Attachement de Listeria monocytogenes à la mâche : mécanismes et enjeux pour la sécurité alimentaire
Attachement de Listeria monocytogenes à la mâche : Mécanismes, facteurs environnementaux et implications pour la sécurité alimentaire
Introduction
Listeria monocytogenes, une bactérie pathogène d'importance majeure en sécurité alimentaire, présente une capacité remarquable à adhérer aux végétaux frais, dont la mâche (Valerianella locusta), une salade populaire en Europe. La compréhension de l’attachement de L. monocytogenes à la mâche est essentielle afin de limiter les risques de contamination dans la chaîne alimentaire et de développer des stratégies de contrôle efficaces.
Les mécanismes d’attachement de Listeria monocytogenes
L’attachement initial de L. monocytogenes à la surface de la mâche dépend de plusieurs mécanismes :
- Interaction électrostatique : Les forces électrostatiques et hydrophobes favorisent la première étape du contact bactérien avec l’épiderme foliaire.
- Biosynthèse de polysaccharides extracellulaires : L. monocytogenes produit des polysaccharides qui améliorent son ancrage et sa résistance aux agents de nettoyage.
- Protéines d’adhésion de surface : Les protéines internalin et d’autres facteurs de surface facilitent le maintien de la bactérie sur la plante, en interagissant avec les composants de la cuticule végétale.
L’environnement microstructural de la feuille de mâche, notamment la présence de trichomes, de stomates et de microcavités, constitue également un facteur essentiel, offrant des sites protégés pour le développement et la persistance des bactéries.
Facteurs environnementaux influençant l’adhésion
L’adhésion de L. monocytogenes à la mâche est régulée par de nombreux facteurs environnementaux :
- Température : À basse température (4°C), on observe une diminution de l’attachement initial mais une persistance accrue des cellules déjà fixées.
- Humidité relative : Une humidité élevée favorise la formation de biofilms et soutient la viabilité bactérienne sur la feuille.
- pH de surface : Les variations du pH foliaire modulent l’expression génique responsable des facteurs d’adhésion.
- Présence de nutriments : Les exsudats produits par la mâche nourrissent les bactéries et favorisent leur croissance et leur attachement durable.
Influence de la préparation et des procédés post-récolte
Les étapes de transformation de la mâche, telles que le lavage et l’emballage, ont une incidence directe sur l’attachement de L. monocytogenes :
- Lavage à l’eau chlorée : Cette méthode réduit significativement la charge bactérienne en surface mais n’élimine pas entièrement les cellules enracinées dans les micro-cavités ou les biofilms. L’efficacité du lavage est limitée par la nature hydrophobe de la surface et la présence de matrices protectrices.
- Emballage sous atmosphère modifiée : Les atmosphères pauvres en oxygène limitent la multiplication bactérienne mais peuvent prolonger la viabilité des individus attachés.

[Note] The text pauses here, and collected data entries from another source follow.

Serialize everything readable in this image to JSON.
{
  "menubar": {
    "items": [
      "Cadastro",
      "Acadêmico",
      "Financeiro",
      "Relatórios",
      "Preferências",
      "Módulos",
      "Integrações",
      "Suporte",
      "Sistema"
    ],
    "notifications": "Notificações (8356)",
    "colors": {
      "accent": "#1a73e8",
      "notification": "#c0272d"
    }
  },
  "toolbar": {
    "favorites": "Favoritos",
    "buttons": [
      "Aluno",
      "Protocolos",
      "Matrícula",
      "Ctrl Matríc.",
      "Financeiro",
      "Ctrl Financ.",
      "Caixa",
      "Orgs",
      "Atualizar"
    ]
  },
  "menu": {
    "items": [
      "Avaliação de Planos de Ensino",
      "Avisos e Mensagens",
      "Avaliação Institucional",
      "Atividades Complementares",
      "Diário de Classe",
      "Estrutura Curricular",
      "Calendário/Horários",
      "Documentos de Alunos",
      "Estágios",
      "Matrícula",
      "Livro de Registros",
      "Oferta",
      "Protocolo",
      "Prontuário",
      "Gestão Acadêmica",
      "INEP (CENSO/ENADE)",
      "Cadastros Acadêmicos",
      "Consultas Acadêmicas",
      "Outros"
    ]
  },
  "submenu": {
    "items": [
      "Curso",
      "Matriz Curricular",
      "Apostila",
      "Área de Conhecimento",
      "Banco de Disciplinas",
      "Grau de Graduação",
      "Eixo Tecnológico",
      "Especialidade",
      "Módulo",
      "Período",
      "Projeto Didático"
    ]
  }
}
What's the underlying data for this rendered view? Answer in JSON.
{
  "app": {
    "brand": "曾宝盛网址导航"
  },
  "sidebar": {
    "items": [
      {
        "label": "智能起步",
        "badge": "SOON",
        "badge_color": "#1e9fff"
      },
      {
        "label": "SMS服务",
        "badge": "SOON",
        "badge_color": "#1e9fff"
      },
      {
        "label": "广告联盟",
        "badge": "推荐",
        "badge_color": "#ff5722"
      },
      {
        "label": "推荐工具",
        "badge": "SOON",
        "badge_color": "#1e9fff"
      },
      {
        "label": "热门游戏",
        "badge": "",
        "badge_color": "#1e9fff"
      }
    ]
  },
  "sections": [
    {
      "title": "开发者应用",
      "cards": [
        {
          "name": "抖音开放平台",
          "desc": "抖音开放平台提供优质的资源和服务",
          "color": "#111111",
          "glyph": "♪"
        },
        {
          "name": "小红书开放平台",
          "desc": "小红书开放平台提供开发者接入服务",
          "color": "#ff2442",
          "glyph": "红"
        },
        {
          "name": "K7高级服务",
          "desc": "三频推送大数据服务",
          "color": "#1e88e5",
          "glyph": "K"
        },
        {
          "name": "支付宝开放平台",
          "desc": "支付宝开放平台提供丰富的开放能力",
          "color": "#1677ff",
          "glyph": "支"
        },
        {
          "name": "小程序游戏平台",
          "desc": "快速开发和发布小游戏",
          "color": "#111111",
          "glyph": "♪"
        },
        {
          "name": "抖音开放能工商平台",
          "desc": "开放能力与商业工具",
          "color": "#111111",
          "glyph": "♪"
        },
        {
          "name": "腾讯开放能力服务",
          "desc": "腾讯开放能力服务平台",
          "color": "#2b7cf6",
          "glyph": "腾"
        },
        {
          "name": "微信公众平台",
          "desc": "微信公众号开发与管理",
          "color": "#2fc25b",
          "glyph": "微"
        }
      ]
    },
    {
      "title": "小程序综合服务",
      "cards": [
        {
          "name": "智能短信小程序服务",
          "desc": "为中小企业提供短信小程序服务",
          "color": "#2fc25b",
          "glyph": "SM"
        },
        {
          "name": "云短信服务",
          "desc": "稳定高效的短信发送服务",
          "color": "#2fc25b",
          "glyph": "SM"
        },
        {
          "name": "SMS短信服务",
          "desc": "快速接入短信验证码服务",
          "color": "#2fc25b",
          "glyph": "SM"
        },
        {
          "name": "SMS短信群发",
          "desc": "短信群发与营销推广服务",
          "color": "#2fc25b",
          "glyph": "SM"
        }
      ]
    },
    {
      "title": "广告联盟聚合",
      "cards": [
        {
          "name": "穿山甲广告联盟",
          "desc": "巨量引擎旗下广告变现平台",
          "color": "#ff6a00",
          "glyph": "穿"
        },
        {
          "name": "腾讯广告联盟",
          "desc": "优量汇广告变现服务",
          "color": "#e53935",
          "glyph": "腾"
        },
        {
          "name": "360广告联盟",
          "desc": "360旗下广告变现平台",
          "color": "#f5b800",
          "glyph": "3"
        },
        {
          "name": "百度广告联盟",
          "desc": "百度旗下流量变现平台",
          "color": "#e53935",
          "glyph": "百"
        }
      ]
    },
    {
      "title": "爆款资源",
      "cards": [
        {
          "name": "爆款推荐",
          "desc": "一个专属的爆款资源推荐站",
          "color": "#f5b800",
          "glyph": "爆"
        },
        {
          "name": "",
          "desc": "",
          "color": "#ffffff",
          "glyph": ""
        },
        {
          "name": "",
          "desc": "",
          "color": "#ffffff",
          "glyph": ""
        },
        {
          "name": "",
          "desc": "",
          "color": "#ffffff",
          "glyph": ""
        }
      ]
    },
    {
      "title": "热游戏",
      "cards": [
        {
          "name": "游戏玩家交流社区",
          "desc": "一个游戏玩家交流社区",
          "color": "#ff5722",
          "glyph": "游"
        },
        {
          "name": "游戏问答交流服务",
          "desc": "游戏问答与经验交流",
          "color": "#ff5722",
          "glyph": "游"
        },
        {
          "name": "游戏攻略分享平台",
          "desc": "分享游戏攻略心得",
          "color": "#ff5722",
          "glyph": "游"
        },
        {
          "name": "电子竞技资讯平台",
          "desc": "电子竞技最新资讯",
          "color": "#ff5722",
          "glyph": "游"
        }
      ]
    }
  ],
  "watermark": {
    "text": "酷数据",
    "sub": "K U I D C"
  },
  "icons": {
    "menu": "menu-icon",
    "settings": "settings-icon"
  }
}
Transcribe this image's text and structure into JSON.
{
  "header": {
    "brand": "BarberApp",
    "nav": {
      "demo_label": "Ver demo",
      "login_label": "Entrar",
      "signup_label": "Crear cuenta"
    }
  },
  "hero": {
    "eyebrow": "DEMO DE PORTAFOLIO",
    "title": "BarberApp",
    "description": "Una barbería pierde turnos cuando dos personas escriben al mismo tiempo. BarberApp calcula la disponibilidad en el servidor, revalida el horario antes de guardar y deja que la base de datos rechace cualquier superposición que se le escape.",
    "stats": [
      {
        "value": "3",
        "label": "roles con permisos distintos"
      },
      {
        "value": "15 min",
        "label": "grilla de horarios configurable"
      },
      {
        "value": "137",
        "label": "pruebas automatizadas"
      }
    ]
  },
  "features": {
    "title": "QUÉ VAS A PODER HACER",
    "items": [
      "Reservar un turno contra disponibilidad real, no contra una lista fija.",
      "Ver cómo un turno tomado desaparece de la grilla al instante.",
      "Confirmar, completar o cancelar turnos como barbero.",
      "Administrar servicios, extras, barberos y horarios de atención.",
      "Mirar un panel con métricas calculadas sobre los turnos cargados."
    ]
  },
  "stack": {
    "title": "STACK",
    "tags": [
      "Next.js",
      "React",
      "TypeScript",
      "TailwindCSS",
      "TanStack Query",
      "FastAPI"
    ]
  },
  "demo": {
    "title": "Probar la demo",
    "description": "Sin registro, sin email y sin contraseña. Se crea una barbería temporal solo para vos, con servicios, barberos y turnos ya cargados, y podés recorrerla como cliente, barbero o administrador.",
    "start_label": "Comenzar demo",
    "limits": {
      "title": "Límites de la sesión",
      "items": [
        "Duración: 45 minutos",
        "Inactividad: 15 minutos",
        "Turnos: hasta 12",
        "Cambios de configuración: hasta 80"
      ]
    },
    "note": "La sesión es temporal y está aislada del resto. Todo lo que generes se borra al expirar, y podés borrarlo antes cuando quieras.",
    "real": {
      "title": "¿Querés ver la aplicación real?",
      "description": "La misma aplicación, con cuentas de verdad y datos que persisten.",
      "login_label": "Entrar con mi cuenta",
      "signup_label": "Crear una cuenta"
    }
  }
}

Implications pour la sécurité alimentaire
L’attachement résistant de L. monocytogenes à la mâche a plusieurs conséquences :
- Persistance au rinçage : Les cellules adhérentes résistent largement aux traitements aquatiques standards utilisés dans l’industrie agroalimentaire.
- Transmission à l’homme : Un attachement fort, combiné à la consommation fréquente de mâche crue, accroît le risque de listériose d’origine végétale.
- Nécessité de stratégies avancées : L’usage d’innovations comme les agents biocides naturels ou la combinaison de désinfectants pourrait améliorer l’élimination des bactéries de la surface de la mâche.
Voies de recherche et recommandations pratiques
Pour contrer la contamination de la mâche par L. monocytogenes, plusieurs actions sont recommandées :
- Développement de revêtements antibactériens pour les feuilles
- Sélection de variétés de mâche à surfaces moins propices à la colonisation bactérienne
- Évaluation systématique de l’efficacité de nouveaux désinfectants adaptés aux matrices végétales
- Bonnes pratiques d’hygiène à chaque étape de la chaîne de production
Conclusion
Listeria monocytogenes demeure un agent pathogène significatif en raison de sa capacité à s’attacher de manière durable à la mâche, en surmontant les barrières conventionnelles de désinfection. Une compréhension approfondie des mécanismes d’adhésion et des facteurs de persistance est cruciale pour mettre en place des mesures de contrôle robustes et minimiser l’incidence de la listériose d’origine végétale.